1 serving of almonds (22 pieces):
calories 170
fat 15 g <-- 14 g mono, 1 g sat.
carbs 5 g
protein 7 g

1 tablespoon of extra virgin olive oil:
calories 119 g
fat 14 g <-- 12 g mono, 2 g sat
carbs 0 g
protein 0 g

Also, Omega-3 capsules are 1 g per capsule normally. Then there's Flax oil, and other nuts (peanuts, natural peanut butter, pistachios, sunflower seeds, pine nuts, etc). Eggs are going to have some Sat. fat in it, which you don't want, but its okay because the levels will be pretty low. Oil-based salad dresssing is good, too. Just check the label for monos and polys. Avoid trans fat like its the plague.

You want around 65 - 75 g fat/day for your weight, so having a couple servings of almonds, putting olive oil on some veggies, and using some salad dressing or otherwise will probably put you pretty close.

Make sure to get around 2000 to 2100 calories/day, 150+ grams protein, 170 g carbs, 75 g fat.

Since you are vegetarian, you will be getting almost all your protein from eggs, protein shake, and beans. Learn to love beans if you don't now. :P Almonds, and other nuts, have some good amounts of protein.

Also, your workouts are TOO long. Get them down to 45 minutes max by using compound lifts.

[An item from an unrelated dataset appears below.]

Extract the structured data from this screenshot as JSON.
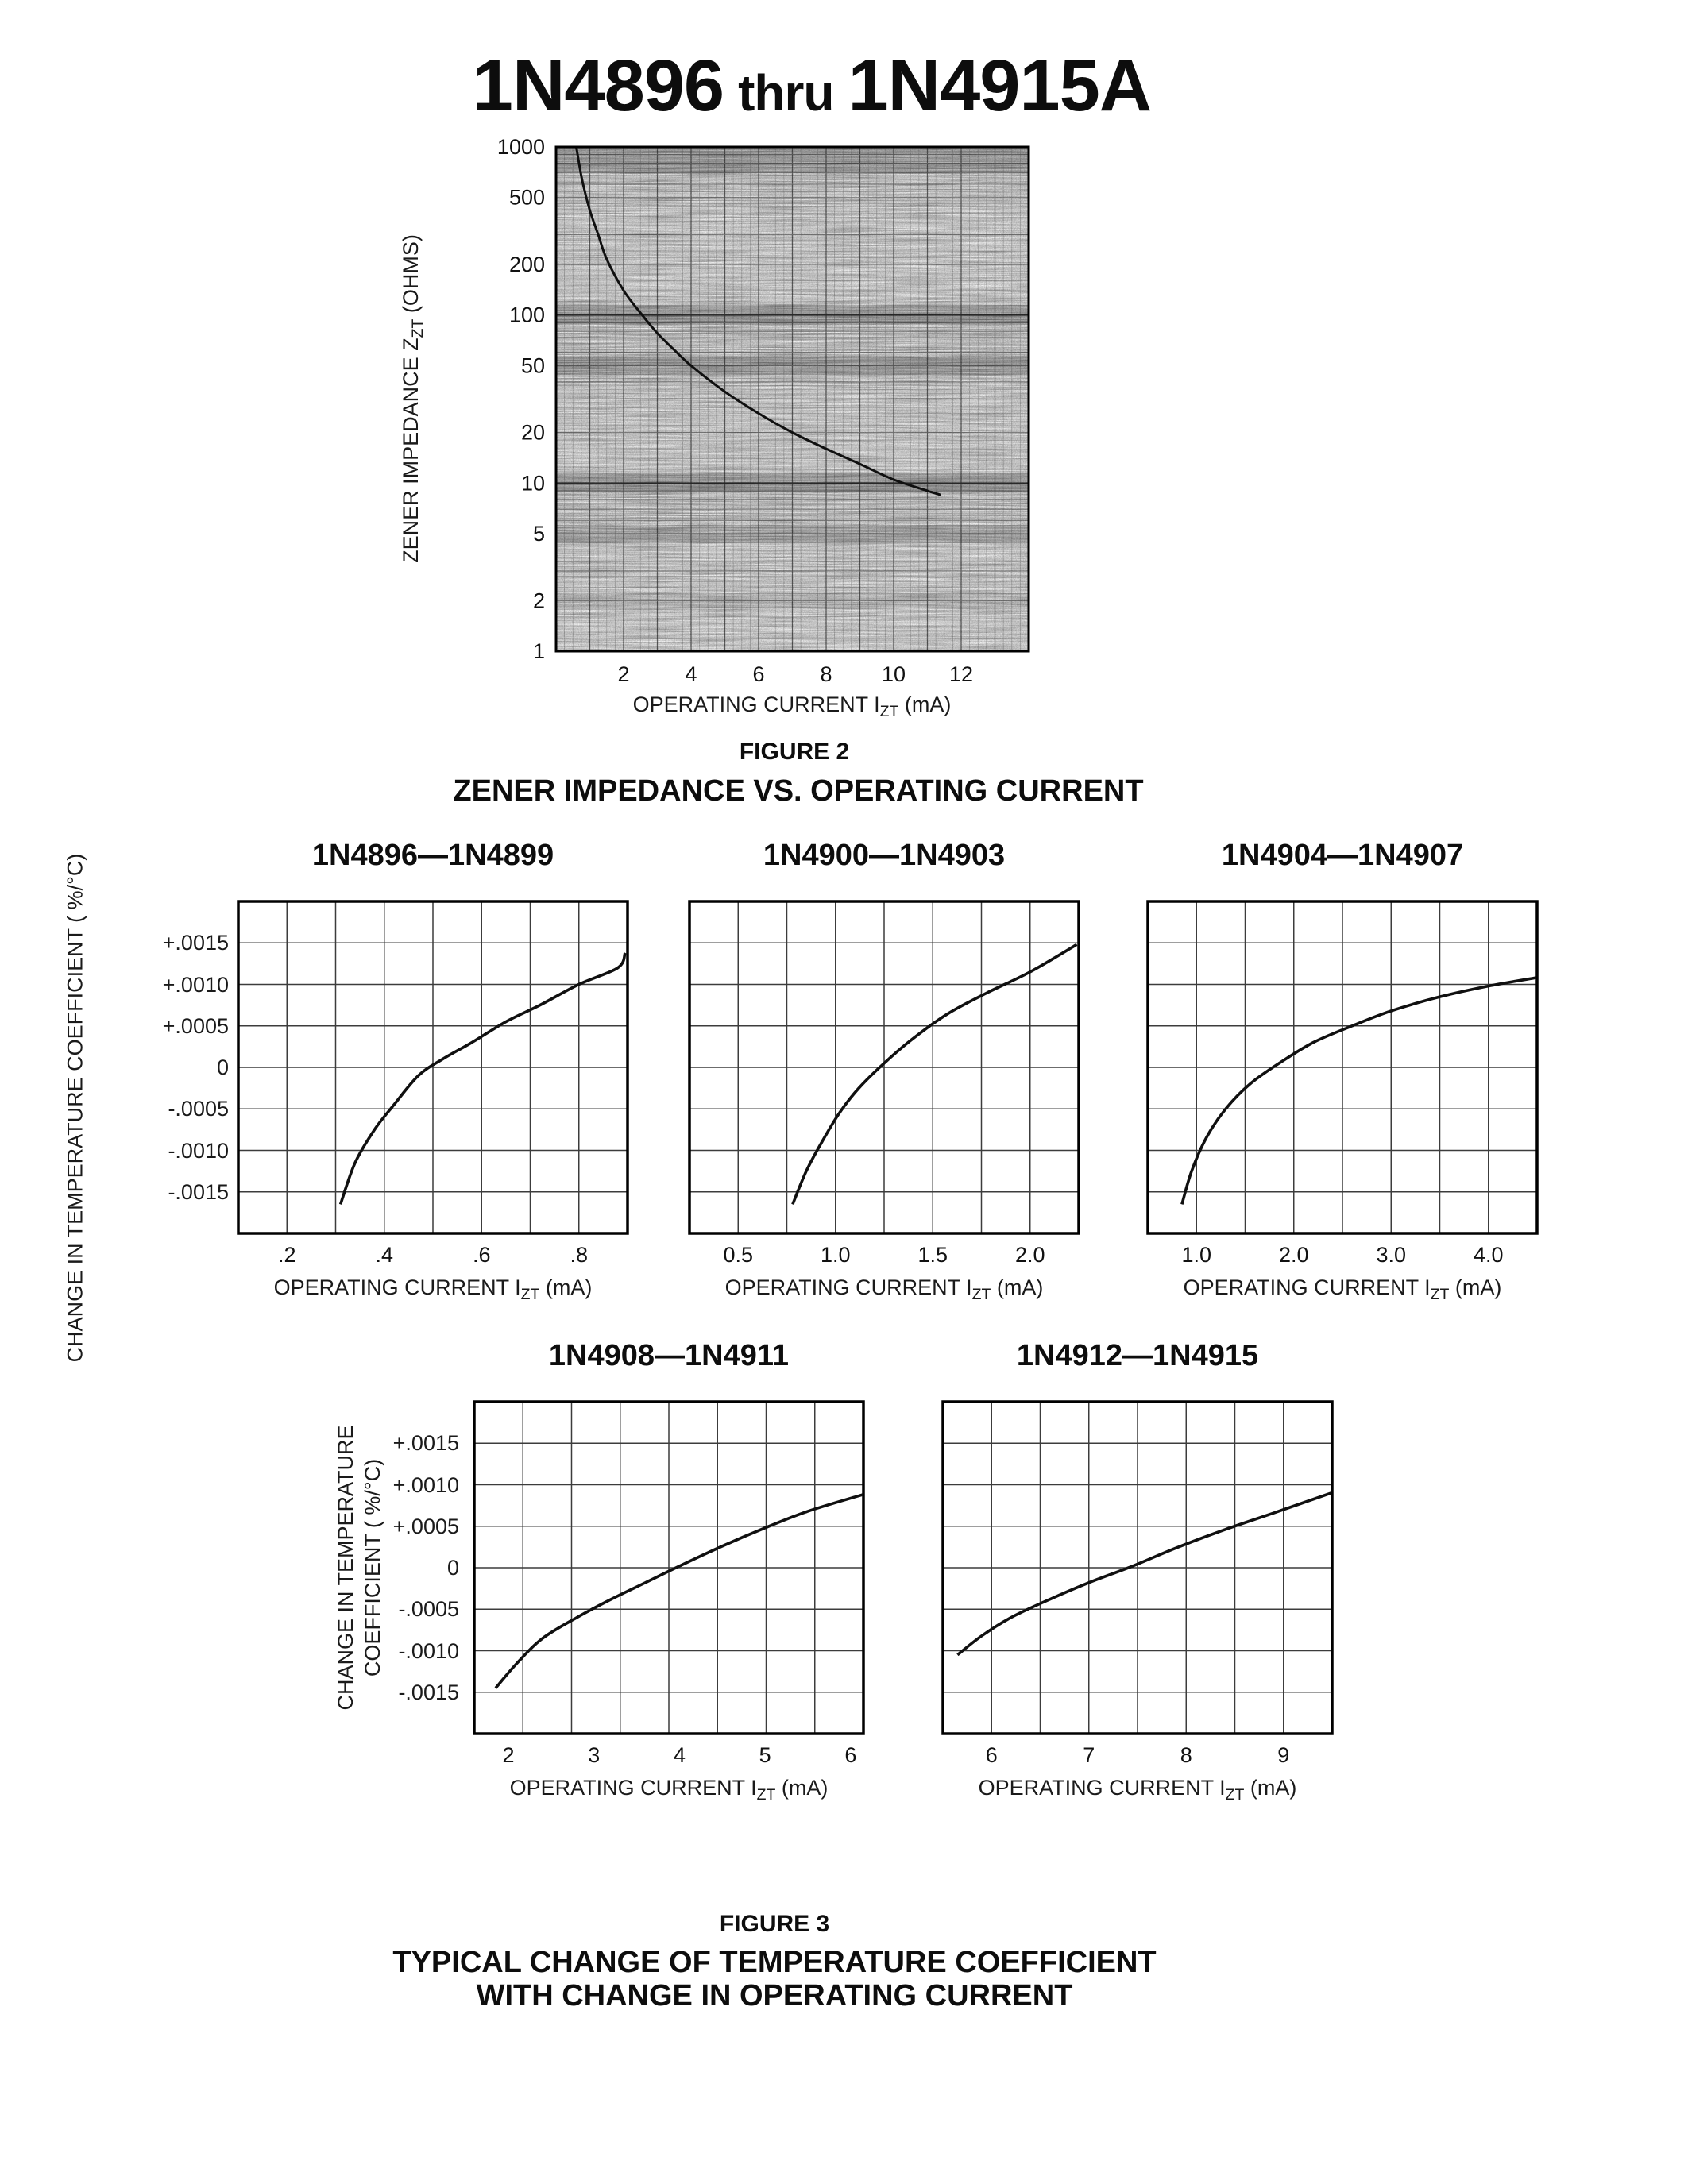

You might want to try this workout (http://www.ruggedmag.com/index.php?type=Article&i=3&a=8). It's a great cutting workout. Plus, it will only take 20 - 30 mins to do (excluding warmup) and you can still do cardio 3 times per week. It goes A1, rest, A2, rest, A1... For cardio, you could do 30 mins steady-state, or do 15 mins HIIT (90 s low, 30 s high, alternating).

escher
November 19th, 2004, 04:27 PM
Hmm.. My first thought was, "where's the food"? :D Like swole said, you have to keep ahead of your body. I dont see that you are getting enough calories. Your body will think it is in starvation mode, so your metabolism will slow down, and thats not a good thing if you want to lose BF, or gain muscle. Thats why the starvation diets dont work well. Same goes with most things your body needs.. it will try and stay balanced.